Plus le Front de gauche monte mieux la gauche se porte

Les cris d’orfraie qui ont accueilli 
à droite la proposition du candidat socialiste de porter à 75 % l’imposition des revenus dépassant 1 million d’euros par an sont à la fois cocasses et édifiants. Cocasses par 
l’excès, d’aucuns voyant déjà Marx percer sous François Hollande et la moitié de la France prendre le chemin 
de l’exil après une nouvelle nuit du 4 août abolissant 
les privilèges, d’autres comme François Bayrou parlant 
de «  déconomètre  », tandis que Mme Le Pen parlait 
d’une idée «  absurde et idéologique  ». Absurde, vraiment, pour celle qui feint de se réclamer de la France populaire ? Mais ces cris étaient aussi édifiants, car cette proposition, somme toute très limitée si l’on se souvient que l’impôt Roosevelt dès les années trente était de 90 % au-dessus 
de 200 000 dollars, a aussitôt déclenché chez les défenseurs des riches les réactions épidermiques de ceux à qui 
l’on arrache la peau.


12 mars 2012

Certes, la portée de la mesure est bien limitée, loin, très loin d’une véritable réforme fiscale juste, ambitieuse, allant vers plus d’égalité. Ce n’est pas avec ça que la France sera remise d’aplomb et le coup, si coup il y a, est assez largement symbolique. Mais, outre qu’un symbole de cette sorte ne fait pas de mal après tout, peut-être faut-il y voir, comme lors du discours du Bourget désignant la finance, 
une manière de prise 
en compte par le candidat du PS de ce qui bouge dans l’opinion, en particulier avec la campagne du Front de gauche. Et cela, c’est l’intérêt de toute la gauche et 
de tous les Français qui veulent du vrai changement.

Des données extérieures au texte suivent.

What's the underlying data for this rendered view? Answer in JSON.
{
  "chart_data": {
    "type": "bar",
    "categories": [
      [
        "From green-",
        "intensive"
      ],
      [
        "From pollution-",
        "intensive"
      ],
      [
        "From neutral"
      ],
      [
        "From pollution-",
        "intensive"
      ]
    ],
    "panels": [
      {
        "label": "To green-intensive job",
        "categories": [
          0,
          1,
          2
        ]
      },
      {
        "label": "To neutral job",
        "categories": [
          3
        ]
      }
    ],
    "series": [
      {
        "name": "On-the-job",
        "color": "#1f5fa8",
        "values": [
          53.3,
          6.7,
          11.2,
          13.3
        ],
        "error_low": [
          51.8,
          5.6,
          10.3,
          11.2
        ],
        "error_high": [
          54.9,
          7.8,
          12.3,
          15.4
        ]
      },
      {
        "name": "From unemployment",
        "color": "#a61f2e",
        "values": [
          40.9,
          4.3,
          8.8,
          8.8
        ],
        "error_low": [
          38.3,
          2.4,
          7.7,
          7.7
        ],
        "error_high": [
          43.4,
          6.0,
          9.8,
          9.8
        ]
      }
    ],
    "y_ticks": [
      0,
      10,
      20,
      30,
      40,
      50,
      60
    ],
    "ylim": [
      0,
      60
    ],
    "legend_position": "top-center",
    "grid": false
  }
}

Plus le débat viendra sur les questions de la justice sociale 
et fiscale, des salaires, de l’emploi, et plus les thèmes 
de la droite et ceux du Front national, dont ont sait qu’ils 
se confondent, reculeront dans l’opinion.

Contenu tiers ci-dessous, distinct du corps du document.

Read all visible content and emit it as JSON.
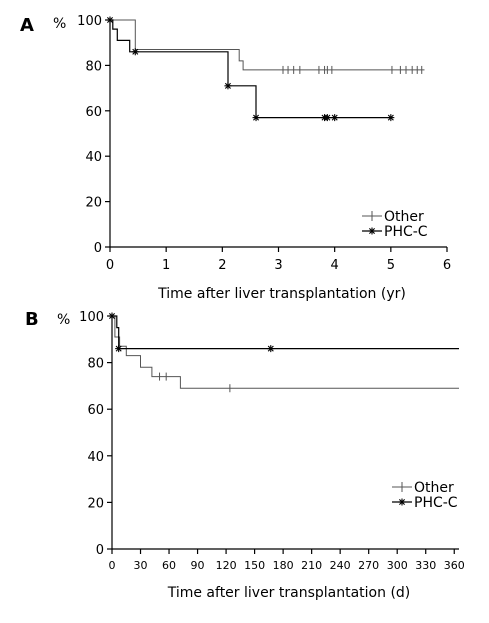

Il est dommage, fort dommage de ce point de vue que les sénateurs socialistes n’aient pas voulu s’opposer à l’adoption du mécanisme européen 
de stabilité, comme les communistes et le Front de gauche 
le leur avaient instamment demandé. Le choix de l’abstention, c’était accepter de laisser décoller le premier étage du traité européen Sarkozy-Merkel, que les Vingt-Sept sont appelés à mettre en place, au prix d’un véritable déni de démocratie.

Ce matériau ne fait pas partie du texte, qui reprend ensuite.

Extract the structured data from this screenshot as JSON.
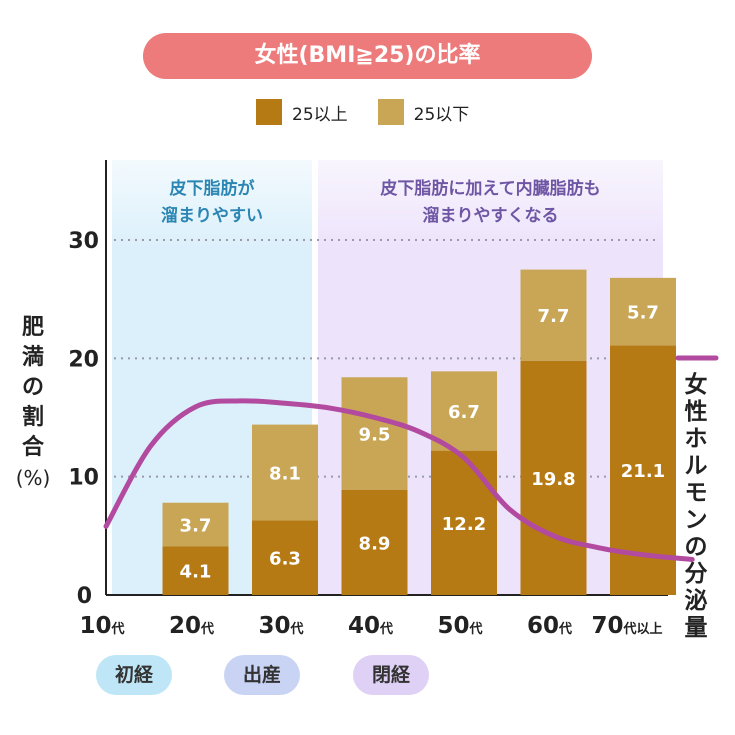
{
  "title": "女性(BMI≧25)の比率",
  "legend": {
    "above_label": "25以上",
    "below_label": "25以下"
  },
  "colors": {
    "above": "#b57a14",
    "below": "#c9a655",
    "curve": "#b24aa0",
    "region_young_bg": "#dcf0fb",
    "region_old_bg": "#ede3fb",
    "region_young_text": "#2b86b3",
    "region_old_text": "#6e56a4",
    "title_bg": "#ed7b7b",
    "pill_menarche": "#bfe6f7",
    "pill_childbirth": "#c9d4f5",
    "pill_menopause": "#dfd0f6"
  },
  "y_axis_label": [
    "肥",
    "満",
    "の",
    "割",
    "合",
    "(%)"
  ],
  "right_label": [
    "女",
    "性",
    "ホ",
    "ル",
    "モ",
    "ン",
    "の",
    "分",
    "泌",
    "量"
  ],
  "regions": {
    "young": [
      "皮下脂肪が",
      "溜まりやすい"
    ],
    "old": [
      "皮下脂肪に加えて内臓脂肪も",
      "溜まりやすくなる"
    ]
  },
  "events": [
    {
      "label": "初経",
      "name": "pill-menarche"
    },
    {
      "label": "出産",
      "name": "pill-childbirth"
    },
    {
      "label": "閉経",
      "name": "pill-menopause"
    }
  ],
  "chart_data": {
    "type": "bar",
    "stacked": true,
    "categories": [
      {
        "num": "10",
        "suffix": "代"
      },
      {
        "num": "20",
        "suffix": "代"
      },
      {
        "num": "30",
        "suffix": "代"
      },
      {
        "num": "40",
        "suffix": "代"
      },
      {
        "num": "50",
        "suffix": "代"
      },
      {
        "num": "60",
        "suffix": "代"
      },
      {
        "num": "70",
        "suffix": "代以上"
      }
    ],
    "series": [
      {
        "name": "25以上",
        "values": [
          null,
          4.1,
          6.3,
          8.9,
          12.2,
          19.8,
          21.1
        ]
      },
      {
        "name": "25以下",
        "values": [
          null,
          3.7,
          8.1,
          9.5,
          6.7,
          7.7,
          5.7
        ]
      }
    ],
    "yticks": [
      0,
      10,
      20,
      30
    ],
    "ylim": [
      0,
      37
    ],
    "grid": "dotted horizontal at 10, 20, 30",
    "hormone_curve_relative": [
      [
        0.0,
        5.8
      ],
      [
        0.5,
        12.6
      ],
      [
        1.0,
        15.9
      ],
      [
        1.5,
        16.4
      ],
      [
        2.0,
        16.2
      ],
      [
        2.5,
        15.8
      ],
      [
        3.0,
        15.0
      ],
      [
        3.5,
        13.8
      ],
      [
        4.0,
        11.6
      ],
      [
        4.5,
        7.3
      ],
      [
        5.0,
        5.0
      ],
      [
        5.5,
        4.0
      ],
      [
        6.0,
        3.4
      ],
      [
        6.55,
        3.0
      ]
    ]
  }
}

Nicolas Sarkozy agite ses deux référendums sur les immigrés et les chômeurs comme des étendards de la démagogie et de la xénophobie, mais il rejette toute idée de référendum, comme le demande 
le Front de gauche, sur un traité européen qui va dessiner pour des années un paysage politique soumis aux marchés 
et posant un talon de fer sur les peuples. Le candidat socialiste dit partager l’inquiétude des opposants à ce traité visant à établir «  une discipline budgétaire et une austérité injuste qui risque d’empêcher le retour de la croissance  ».

Mais où est 
la cohérence quand les sénateurs et les députés socialistes ont accepté en s’abstenant que soit posée la première pierre de ce projet ?

Au fond, la logique de tout cela est assez claire. Que ce soit en matière de fiscalité, de lutte contre la finance ou pour une autre construction européenne dont nous traçons ici les grands axes, plus le Front de gauche montera et mieux la gauche se portera.